Sunday, February 19, 2012

Open Letter to the Psychiatrist in the Community Hospital ER

Dear ER Psychiatrist:


It has been well over ten years since you "treated" my child at the community hospital ER, where she was sent from the partial program where they had lied to me, before accepting her as a client, telling me they were equipped to treat adolescents like her, and that they understood that not all self harm was suicidal, and she'd "be fine" there.  Her first day, they sent her to you, because she had cut herself - not deeply, not in a way that could be construed as an attempted suicide, just a scratch, really.  But she wouldn't promise she wouldn't do it again.  She was honest - she knew she couldn't swear it would never happen again.  She knew what you wanted her to say, but since she'd been cutting, on and off, for years, she wasn't prepared to commit to "never again."  She had integrity.  I had to watch the police handcuff my child and transport her to your ER, where we met you.


You tried to be nice, I guess.  You told me that if she didn't pull herself together, she'd be borderline (personality disorder).  Unfortunately, I'm one of those parents who actually knows what that means.  Also unfortunately, I was distressed enough not to be able to focus enough on some of the realities of the situation.  My daughter was 15 years old.  You said, several times, "she's not old enough for me to diagnose her with borderline personality disorder, because she's not 18 yet, but if she were ..."  Well, Dr. Genius, there's a reason you can't diagnose 15 year olds with borderline personality disorder!  And if I had been thinking more clearly, I would have told you that, steadily, surely, and clearly.  As it was, I was just overwhelmed and trying to hold it together.
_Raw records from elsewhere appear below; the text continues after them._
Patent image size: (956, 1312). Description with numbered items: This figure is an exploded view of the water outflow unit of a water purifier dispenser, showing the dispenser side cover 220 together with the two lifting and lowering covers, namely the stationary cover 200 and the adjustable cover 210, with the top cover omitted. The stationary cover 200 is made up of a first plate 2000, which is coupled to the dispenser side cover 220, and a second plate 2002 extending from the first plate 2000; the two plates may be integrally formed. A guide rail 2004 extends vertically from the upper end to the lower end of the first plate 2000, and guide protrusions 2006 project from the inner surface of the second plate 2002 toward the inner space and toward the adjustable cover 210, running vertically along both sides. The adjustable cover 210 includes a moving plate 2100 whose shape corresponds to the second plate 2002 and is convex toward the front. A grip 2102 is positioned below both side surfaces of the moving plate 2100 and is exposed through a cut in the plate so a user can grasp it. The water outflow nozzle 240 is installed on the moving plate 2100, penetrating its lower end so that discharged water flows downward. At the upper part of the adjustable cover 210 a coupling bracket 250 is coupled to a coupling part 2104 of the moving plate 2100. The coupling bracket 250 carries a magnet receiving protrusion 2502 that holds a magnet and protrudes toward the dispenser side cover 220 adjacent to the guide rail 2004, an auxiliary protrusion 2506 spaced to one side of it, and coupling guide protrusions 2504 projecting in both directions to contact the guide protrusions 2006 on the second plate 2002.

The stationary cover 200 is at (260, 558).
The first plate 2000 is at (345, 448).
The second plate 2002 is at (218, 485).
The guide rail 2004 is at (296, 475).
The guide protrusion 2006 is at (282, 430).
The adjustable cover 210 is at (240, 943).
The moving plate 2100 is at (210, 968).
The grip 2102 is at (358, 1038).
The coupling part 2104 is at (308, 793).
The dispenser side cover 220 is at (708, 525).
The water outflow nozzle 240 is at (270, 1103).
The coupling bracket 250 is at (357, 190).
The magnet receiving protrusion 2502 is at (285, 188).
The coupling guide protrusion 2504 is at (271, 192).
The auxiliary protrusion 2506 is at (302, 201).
When I got home, I called a couple of my good friends; friends who, as it turns out have a good deal more expertise than you, a psychiatrist in the ER, have about such things.  One is also a psychiatrist; but she actually works with patients for more than one and done.  The other is a therapist who has worked with the entire range of people, from the "normal" walking wounded among us, to the released from the hospitals without adequate supports and can barely function out in the world types.  They both know their stuff, and, they know a whole lot more about my daughter and my family than you do.  "What?" they both said, separately.  "You can't diagnose a 15 year old with borderline!  And there are really good reasons for that!"  As one friend put it, "half of teenagers would be diagnosable with borderline!" 
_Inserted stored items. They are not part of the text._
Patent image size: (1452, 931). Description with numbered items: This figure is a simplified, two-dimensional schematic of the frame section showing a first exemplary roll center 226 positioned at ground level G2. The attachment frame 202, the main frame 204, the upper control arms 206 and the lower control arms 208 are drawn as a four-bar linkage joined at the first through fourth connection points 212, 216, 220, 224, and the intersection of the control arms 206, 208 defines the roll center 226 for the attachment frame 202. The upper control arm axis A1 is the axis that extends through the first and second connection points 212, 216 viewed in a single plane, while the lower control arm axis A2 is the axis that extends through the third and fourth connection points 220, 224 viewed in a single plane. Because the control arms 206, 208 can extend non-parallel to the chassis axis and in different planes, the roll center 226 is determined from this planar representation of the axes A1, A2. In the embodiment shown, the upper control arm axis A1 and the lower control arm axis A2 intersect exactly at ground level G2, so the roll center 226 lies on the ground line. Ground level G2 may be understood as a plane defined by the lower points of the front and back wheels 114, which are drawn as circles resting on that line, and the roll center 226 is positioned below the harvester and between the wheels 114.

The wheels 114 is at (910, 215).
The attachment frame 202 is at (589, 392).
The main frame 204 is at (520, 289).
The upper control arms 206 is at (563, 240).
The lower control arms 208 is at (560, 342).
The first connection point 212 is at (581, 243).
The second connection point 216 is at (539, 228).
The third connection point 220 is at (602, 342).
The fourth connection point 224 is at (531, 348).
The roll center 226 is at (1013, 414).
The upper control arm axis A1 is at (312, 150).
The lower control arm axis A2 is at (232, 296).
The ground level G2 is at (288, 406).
Let me be very clear:  I made the mistake of saying something along these lines to the wrong person, who looked at me with horror.  That parent would not have understood what I was dealing with, the absurdity of your almost-diagnosis, or the pervasiveness of self-destructive behavior in teenagers.  Nor would that parent have been the appropriate parent for me to talk to to seek support.  But so many kids have a rough time when they are teenagers, and such a small percentage of them grow up to have borderline personality disorder, that what you said to me served no useful purpose.  


If you thought you were warning me, to what end?  Was there something you thought I could do, to ward off this, admittedly difficult end point?  There is nothing that psychology or psychiatry is aware of that prevents borderline personality from forming when someone is at risk, at least not that I am aware of.  I suspect there is nothing you are (or were) aware of either, since you made no suggestions or recommendations.  So what were you trying to accomplish by saying this to me, when you were sending my child to an inpatient facility, which she did not need?  What, exactly, was the point?
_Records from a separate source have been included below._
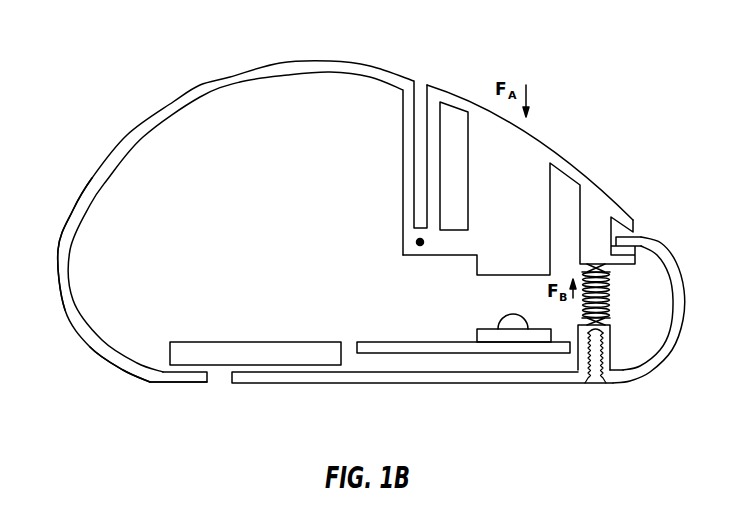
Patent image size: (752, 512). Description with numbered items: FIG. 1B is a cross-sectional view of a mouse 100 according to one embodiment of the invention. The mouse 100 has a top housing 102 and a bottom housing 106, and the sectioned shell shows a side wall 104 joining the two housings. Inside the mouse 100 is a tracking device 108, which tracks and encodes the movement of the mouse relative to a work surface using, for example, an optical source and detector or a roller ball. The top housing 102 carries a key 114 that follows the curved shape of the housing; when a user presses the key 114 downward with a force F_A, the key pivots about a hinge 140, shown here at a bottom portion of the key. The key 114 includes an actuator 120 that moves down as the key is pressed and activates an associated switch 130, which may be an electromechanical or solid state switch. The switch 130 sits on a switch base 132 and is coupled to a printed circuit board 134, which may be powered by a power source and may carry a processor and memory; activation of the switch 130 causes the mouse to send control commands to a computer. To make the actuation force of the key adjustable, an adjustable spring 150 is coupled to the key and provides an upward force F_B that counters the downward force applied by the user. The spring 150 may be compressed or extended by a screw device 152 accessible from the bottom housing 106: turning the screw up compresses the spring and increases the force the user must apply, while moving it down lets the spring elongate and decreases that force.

The mouse 100 is at (91, 99).
The top housing 102 is at (232, 77).
The side wall of housing 104 is at (132, 205).
The bottom housing 106 is at (163, 385).
The tracking device 108 is at (255, 342).
The key 114 is at (538, 138).
The actuator 120 is at (480, 275).
The switch 130 is at (505, 314).
The switch base 132 is at (513, 342).
The printed circuit board 134 is at (430, 353).
The hinge 140 is at (416, 240).
The adjustable spring 150 is at (610, 296).
The screw device 152 is at (595, 383).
I don't remember your name, I don't remember what you look like, but I definitely remember you, Dr. Psychiatrist-from-the-ER.  You had an opportunity to do something decent; to say to the partial program: you blew it - this kid wasn't suicidal; she's got issues, and that's why she's in your program!  Get a grip.  Instead, you sent her to an inpatient facility where she didn't belong.  You could have said almost anything to me, her mother.  You chose to scare me even more than I was already scared - and I was plenty scared.  


I would love for you to know how things "turned out."  My daughter is great.  She's happily married.  She's a mom.  But it wasn't in that order.  You were right that she was in trouble, but I knew that.  I'm her mom!  Her issues were not a chemical imbalance, or the product of my screw-ups as a parent.  They were the product of the horrors of her early childhood trauma, from before I was her mom.  They were the product, in a sense of a very screwed up, ineffectual child welfare system, which fails to protect the children in its care.  But you were ready to write her off - for whatever reason.  Thank G-d, we found people who could help her, who were not quite so ready to write her off.